|●Kannyuu: the cracked nature of the surface glaze.
●Gohon: teacups made around Pusan from the Momoyama era to the Edo era (1573-1867) using the "Gohonte" technique Japan taught to Korea. Reddish spots often appear on these teacups as a result of the composition of the earth, and these marks are also called "Gohon."
●Koudai: the round ring at the base of a teacup. They can be created separately and attached ("attached koudai") or worked from the body of the teacup with a spatula ("pared koudai"). A koudai with a nick taken out of it is called a "cut koudai" or "broken koudai." In Hagi Yaki, "broken koudai" are common and form one of their notable features.

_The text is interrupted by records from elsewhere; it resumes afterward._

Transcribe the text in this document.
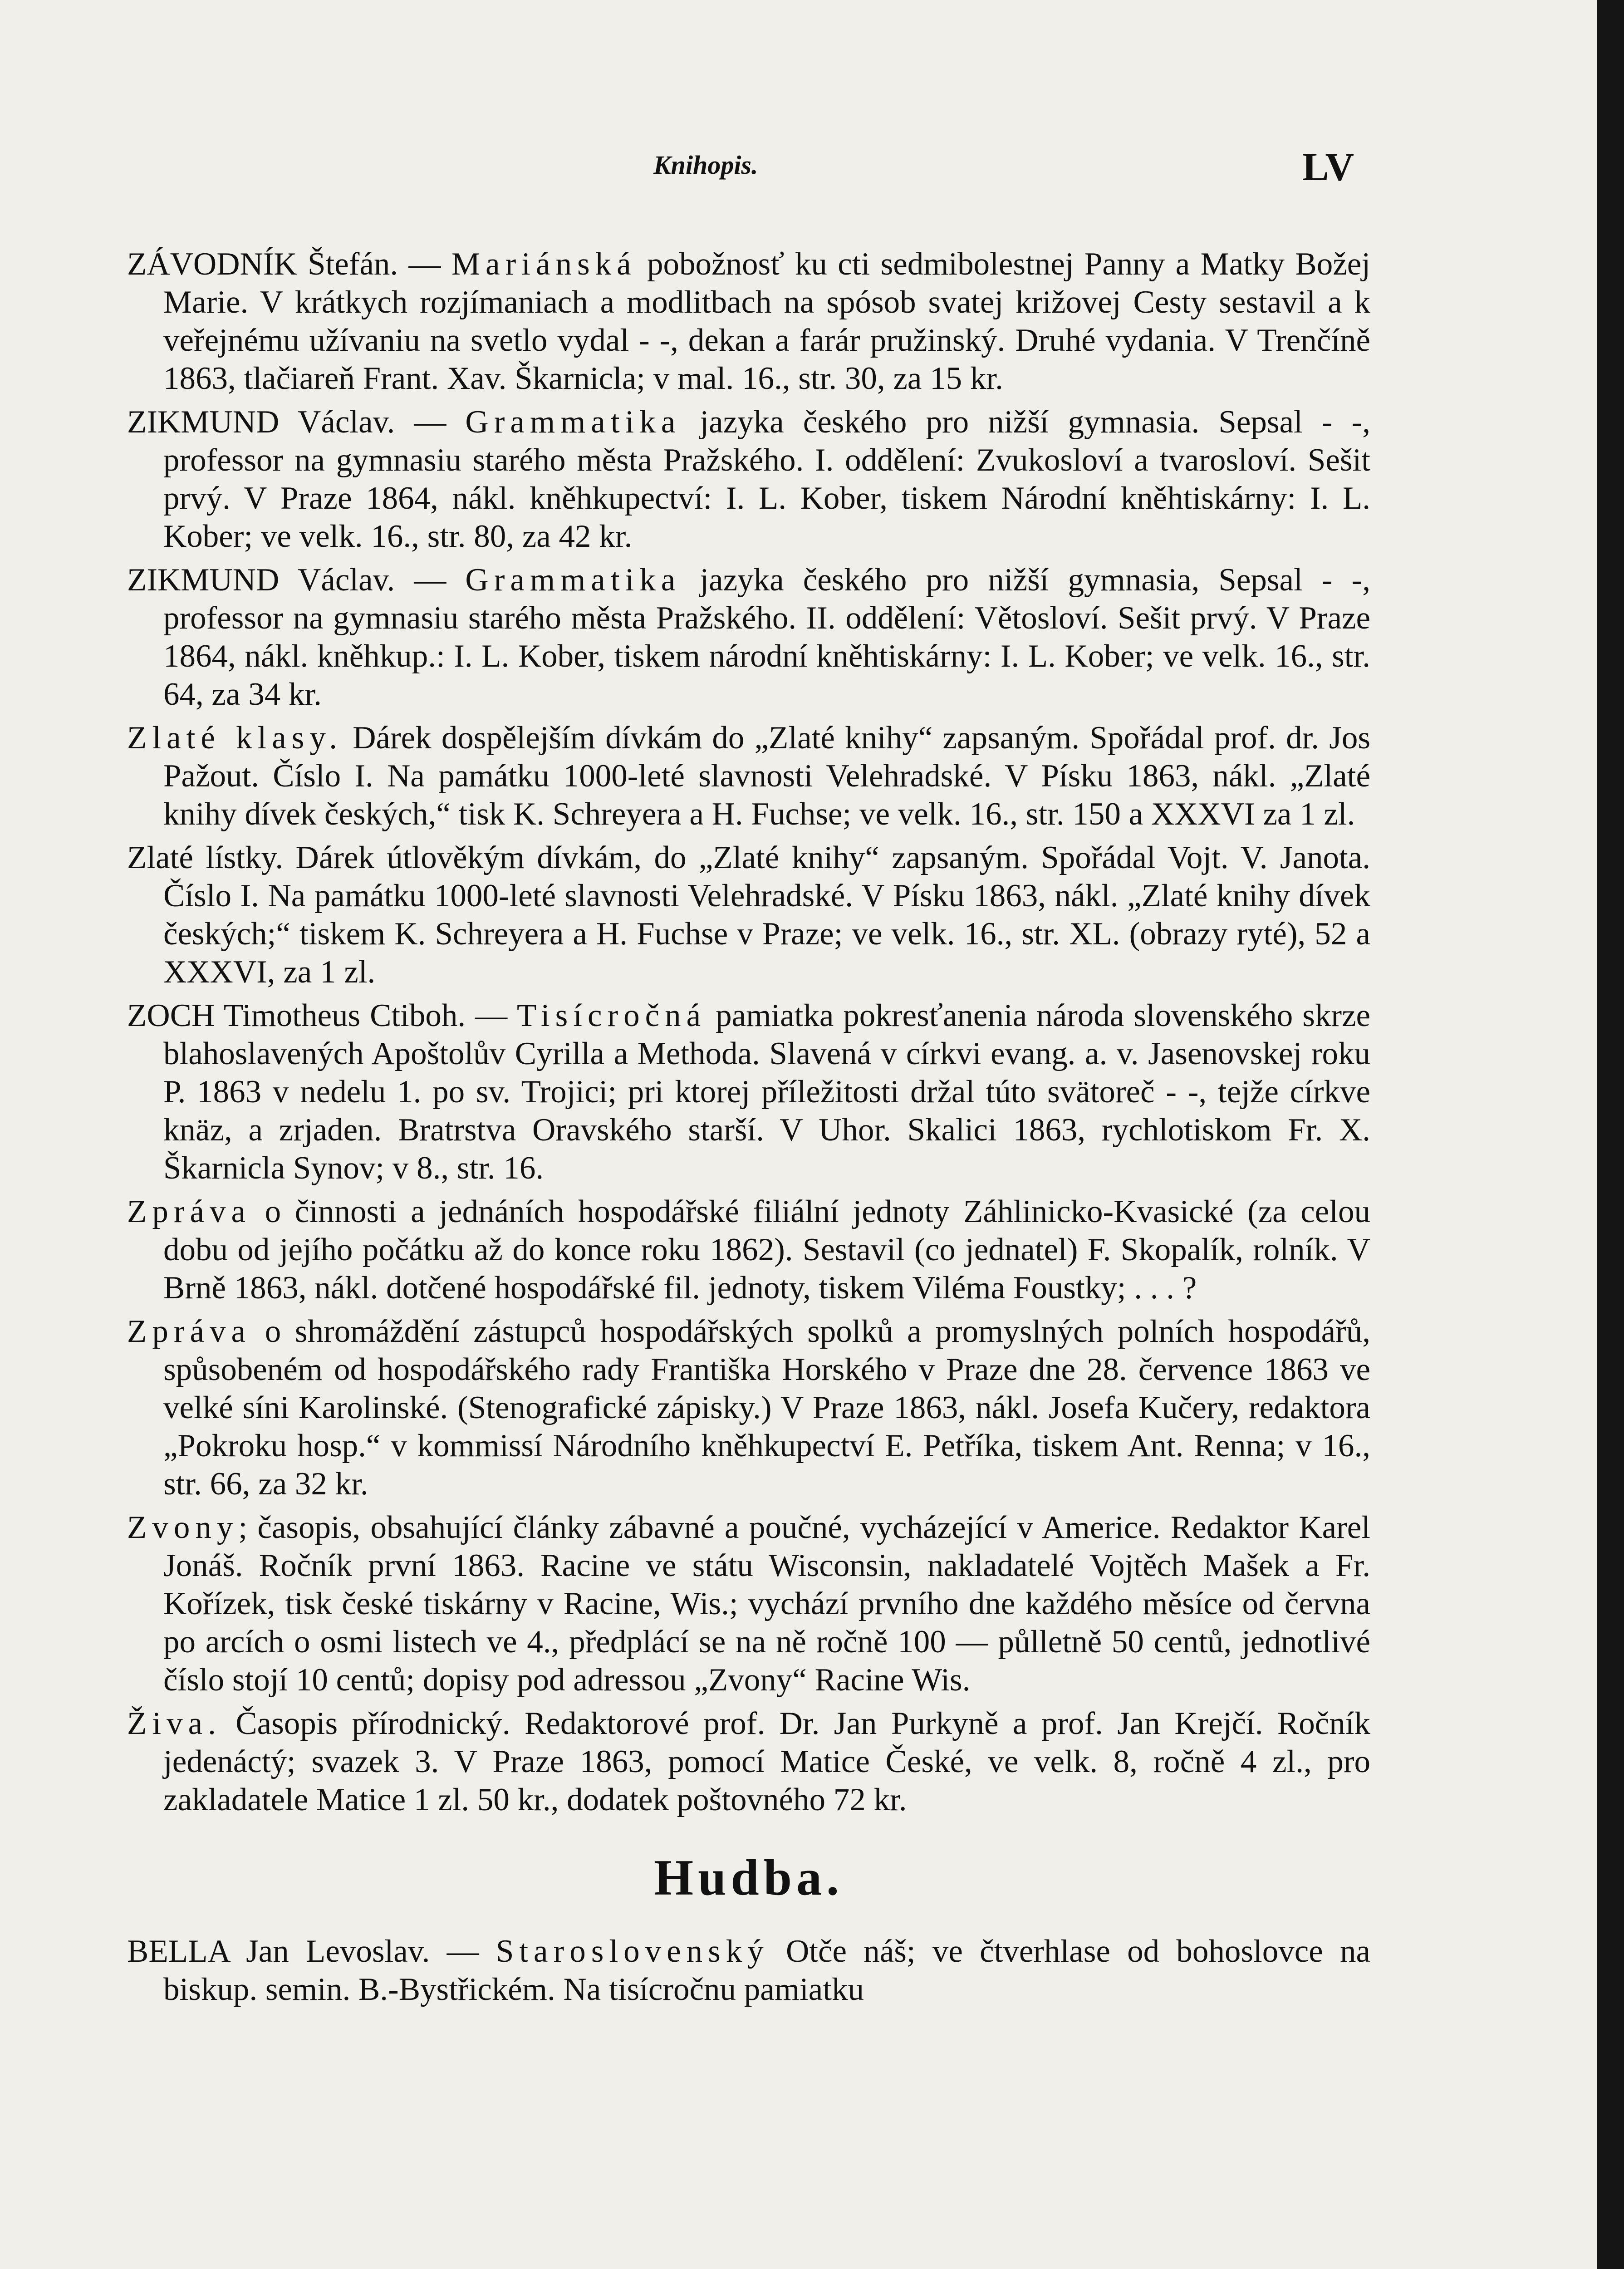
Knihopis.	LV

ZÁVODNÍK Štefán. — Mariánská pobožnosť ku cti sedmibolestnej Panny a Matky Božej Marie. V krátkych rozjímaniach a modlitbach na spósob svatej križovej Cesty sestavil a k veřejnému užívaniu na svetlo vydal - -, dekan a farár pružinský. Druhé vydania. V Trenčíně 1863, tlačiareň Frant. Xav. Škarnicla; v mal. 16., str. 30, za 15 kr.

ZIKMUND Václav. — Grammatika jazyka českého pro nižší gymnasia. Sepsal - -, professor na gymnasiu starého města Pražského. I. oddělení: Zvukosloví a tvarosloví. Sešit prvý. V Praze 1864, nákl. kněhkupectví: I. L. Kober, tiskem Národní kněhtiskárny: I. L. Kober; ve velk. 16., str. 80, za 42 kr.

ZIKMUND Václav. — Grammatika jazyka českého pro nižší gymnasia, Sepsal - -, professor na gymnasiu starého města Pražského. II. oddělení: Větosloví. Sešit prvý. V Praze 1864, nákl. kněhkup.: I. L. Kober, tiskem národní kněhtiskárny: I. L. Kober; ve velk. 16., str. 64, za 34 kr.

Zlaté klasy. Dárek dospělejším dívkám do „Zlaté knihy“ zapsaným. Spořádal prof. dr. Jos Pažout. Číslo I. Na památku 1000-leté slavnosti Velehradské. V Písku 1863, nákl. „Zlaté knihy dívek českých,“ tisk K. Schreyera a H. Fuchse; ve velk. 16., str. 150 a XXXVI za 1 zl.

Zlaté lístky. Dárek útlověkým dívkám, do „Zlaté knihy“ zapsaným. Spořádal Vojt. V. Janota. Číslo I. Na památku 1000-leté slavnosti Velehradské. V Písku 1863, nákl. „Zlaté knihy dívek českých;“ tiskem K. Schreyera a H. Fuchse v Praze; ve velk. 16., str. XL. (obrazy ryté), 52 a XXXVI, za 1 zl.

ZOCH Timotheus Ctiboh. — Tisícročná pamiatka pokresťanenia národa slovenského skrze blahoslavených Apoštolův Cyrilla a Methoda. Slavená v církvi evang. a. v. Jasenovskej roku P. 1863 v nedelu 1. po sv. Trojici; pri ktorej příležitosti držal túto svätoreč - -, tejže církve knäz, a zrjaden. Bratrstva Oravského starší. V Uhor. Skalici 1863, rychlotiskom Fr. X. Škarnicla Synov; v 8., str. 16.

Zpráva o činnosti a jednáních hospodářské filiální jednoty Záhlinicko-Kvasické (za celou dobu od jejího počátku až do konce roku 1862). Sestavil (co jednatel) F. Skopalík, rolník. V Brně 1863, nákl. dotčené hospodářské fil. jednoty, tiskem Viléma Foustky; . . . ?

Zpráva o shromáždění zástupců hospodářských spolků a promyslných polních hospodářů, spůsobeném od hospodářského rady Františka Horského v Praze dne 28. července 1863 ve velké síni Karolinské. (Stenografické zápisky.) V Praze 1863, nákl. Josefa Kučery, redaktora „Pokroku hosp.“ v kommissí Národního kněhkupectví E. Petříka, tiskem Ant. Renna; v 16., str. 66, za 32 kr.

Zvony; časopis, obsahující články zábavné a poučné, vycházející v Americe. Redaktor Karel Jonáš. Ročník první 1863. Racine ve státu Wisconsin, nakladatelé Vojtěch Mašek a Fr. Kořízek, tisk české tiskárny v Racine, Wis.; vychází prvního dne každého měsíce od června po arcích o osmi listech ve 4., předplácí se na ně ročně 100 — půlletně 50 centů, jednotlivé číslo stojí 10 centů; dopisy pod adressou „Zvony“ Racine Wis.

Živa. Časopis přírodnický. Redaktorové prof. Dr. Jan Purkyně a prof. Jan Krejčí. Ročník jedenáctý; svazek 3. V Praze 1863, pomocí Matice České, ve velk. 8, ročně 4 zl., pro zakladatele Matice 1 zl. 50 kr., dodatek poštovného 72 kr.

Hudba.

BELLA Jan Levoslav. — Staroslovenský Otče náš; ve čtverhlase od bohoslovce na biskup. semin. B.-Bystřickém. Na tisícročnu pamiatku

●Cut Koudai: there are a variety of theories as to the purpose of the cut-stand. It is speculated that, regular sale of ceramics made at the Mouri kiln being prohibited, the bases were intentionally cut so the piece could be sold as a reject. Another idea is the, following the tradition from the Korean Joseon era, rope was threaded through the cuts in the bases to make the cups easier to carry in bulk for sale at market.
●Youhen: the change in color of the glaze where it has been touched by fire in the kiln.
●Nobori Kiln: a kiln containing 3-20 firing chambers, built on a sloping base. Because kindling is burnt from the bottom part, it can be warmed up. When firing, the temperature inside the kiln is a high 1000-1500 degrees Celsius. In Hagi, red pine stripped of its bark and dried for over six months is used for fuel.
●Daidou Earth: the most well-known earth used for Hagi Yaki. It contains the plasticity of sand and pebbles, is resistant to heat, and a blue-white color.
●Mitake Earth: taken from the east of Hagi, it is a rough material yellow-white in color. It is not sticky, but it is very resistant to heat. The main materials used for Hagi Yaki are Daidou and Mitake earths, and the value of the piece varies depending on their ratio.
●A black, volcanic earth with low heat resistance, taken from Mishima Island near Hagi. It is mixed in small quantities with Daidou and Mitake earths.